Le hameau de la Colline du chêne illustre bien comment la quête d'un habitat «durable», c'est-à-dire qui répond à la fois aux besoins humains et à l'état de la planète, cadre difficilement avec l'héritage urbanistique, financier et agricole d'une époque où la notion de développement durable était absente.

«En développement durable, on encourage une agriculture locale, biologique donc à petite échelle, d'où l'intérêt de conserver une terre agricole à proximité du milieu habité, explique Patricia Lefebvre, architecte du paysage et co-fondatrice du GRAPP, le Groupe de réflexion et d'action sur le paysage et le patrimoine, à Sutton. Le problème, c'est que la seule source de revenu des villes est la taxe foncière. Les municipalités doivent viser l'aménagement le plus rentable pour se conformer à la Loi de l'aménagement et urbanisme du MAMROT (ministère des Affaires municipales, des Régions et de l'Occupation du territoire.» Mme Lefebvre estime le modèle du hameau agricole « très pertinent» dans ce contexte, «car il permet le développement résidentiel sans perdre toute agriculture et toute forêt, autrement dit toute campagne».

Cependant, dans le cas de la Colline du chêne, l'argent a été fait ailleurs pour l'achat de la terre, alors que le système devrait permettre plus facilement au jeune agriculteur d'avoir une terre.

«Dans les années 50 au Québec, l'agriculture a pris un virage industriel, poursuit la représentante du GRAP. La réglementation du monde agricole est en fonction d'une productivité maximum: champs aplatis, ruisseaux redessinés, machinerie lourde et moins de producteurs pour de plus grandes terres. Le territoire le plus exploité devient ainsi le moins peuplé et les villages se meurent.»

Dans les beaux coins de campagne recherchés, il très difficile de faire de l'agriculture rentable, explique Mme Lefebvre, car les taxes foncières sont trop élevées. Les producteurs n'ont pas droit au remboursement de taxes des agriculteurs et n'ont pas le support du ministère de l'Agriculture. De plus, les pressions immobilières devraient augmenter la valeur des terres, donc les taxes.

«Pour habiter un terrain agricole, reprend la représentante du GRAPP, légalement, il faut être propriétaire, ou associé, ou employé, ou en tirer la majeure partie de ses revenus.»

Refaire le monde

Le fameux rapport Pronovost, remis en janvier 2008 à la suite d'audiences publiques, proposait de réajuster notre tir à la lumière de la crise actuelle : producteurs à bout de souffle, pollution environnementale et énorme déficit de la Financière agricole (les assurances du gouvernement du Québec), déficit de plus d'un milliard $ qui évolue vers deux milliards.

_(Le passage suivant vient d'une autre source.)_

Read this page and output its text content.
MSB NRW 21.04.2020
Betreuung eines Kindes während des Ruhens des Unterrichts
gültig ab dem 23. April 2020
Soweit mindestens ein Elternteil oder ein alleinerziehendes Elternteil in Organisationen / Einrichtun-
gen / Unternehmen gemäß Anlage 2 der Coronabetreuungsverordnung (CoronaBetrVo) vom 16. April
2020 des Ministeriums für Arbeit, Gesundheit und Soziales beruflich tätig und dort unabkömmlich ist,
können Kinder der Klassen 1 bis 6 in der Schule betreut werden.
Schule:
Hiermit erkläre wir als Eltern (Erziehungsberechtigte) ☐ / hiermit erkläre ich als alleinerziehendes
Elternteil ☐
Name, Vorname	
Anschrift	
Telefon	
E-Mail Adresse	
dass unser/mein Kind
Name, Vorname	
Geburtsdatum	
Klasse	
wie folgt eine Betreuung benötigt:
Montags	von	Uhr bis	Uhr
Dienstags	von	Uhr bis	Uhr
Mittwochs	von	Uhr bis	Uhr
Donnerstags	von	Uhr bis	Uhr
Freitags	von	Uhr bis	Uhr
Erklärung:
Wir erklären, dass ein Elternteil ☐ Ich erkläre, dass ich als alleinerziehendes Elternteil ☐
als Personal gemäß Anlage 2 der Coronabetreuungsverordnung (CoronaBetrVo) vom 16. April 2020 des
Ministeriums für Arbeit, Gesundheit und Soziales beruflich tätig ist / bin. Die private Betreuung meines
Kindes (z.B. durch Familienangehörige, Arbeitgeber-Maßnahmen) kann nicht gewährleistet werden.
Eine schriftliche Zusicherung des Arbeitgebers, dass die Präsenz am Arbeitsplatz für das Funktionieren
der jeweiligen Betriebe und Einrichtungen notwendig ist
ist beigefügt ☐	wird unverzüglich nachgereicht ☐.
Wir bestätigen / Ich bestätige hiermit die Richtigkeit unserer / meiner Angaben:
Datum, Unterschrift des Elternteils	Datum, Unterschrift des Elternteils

Yvon Pesant, conseiller pour la MRC de Brôme-Missisquoi (à laquelle doit se joindre en janvier 2010 la ville de Bromont), fait partie de ceux que l'on consulte pour réinventer la campagne. Brôme-Missisquoi est l'une des huit MRC choisies par le gouvernement du Québec comme laboratoire pour repenser l'agriculture. Ses citoyens sont invités à se prononcer sur l'agriculture de proximité, le soutien de l'État, les produits locaux à l'épicerie, la restauration de beaux paysages en courte-pointe, etc. «Notre projet pilote, c'est l'occasion de refaire le monde, résume M. Pesant. Que veut-on? Tôt ou tard, toutes les MRC devront formuler leur plan de développement du territoire agricole.»

Pour Gérald Domont, professeur en architecture du paysage à l'Université de Montréal , l'agriculture productiviste a atteint ses limites. «Il faut maintenant penser multifonctionnalité du paysage, soutient-il. C'est une période absolument fascinante dans laquelle on est à la recherche de nouvelles lois.»

PHOTO FOURNIE PAR HAMEAU COLLINE DU CHÊNE

À gauche sur cette photo: la ferme du hameau, avec son silo. Au premier plan à droite la maison des Vinet-Harnois, sur la colline du chêne. Au milieu, celle des Laurie-Côté, également sur la colline du chêne. Au second plan, la maison des d'Astous-Gaudreault se trouve sur le mont Gale. Au fond à gauche: la ferme voisine Glen Hart (élevage d'agneaux), avec laquelle la ferme de la Colline du chêne fait des échanges d'équipement; au loin, tout à fait au dernier plan : Pinnacle, à demi caché par le mont Gale. Il faut une journée de marche pour faire le tour du hameau. Le sentier pédestre de la municipalité, à la limite de la terre derrière la maison d'Astous-Gaudreault, surmonte le mont Gale et va jusqu'au lac Gale.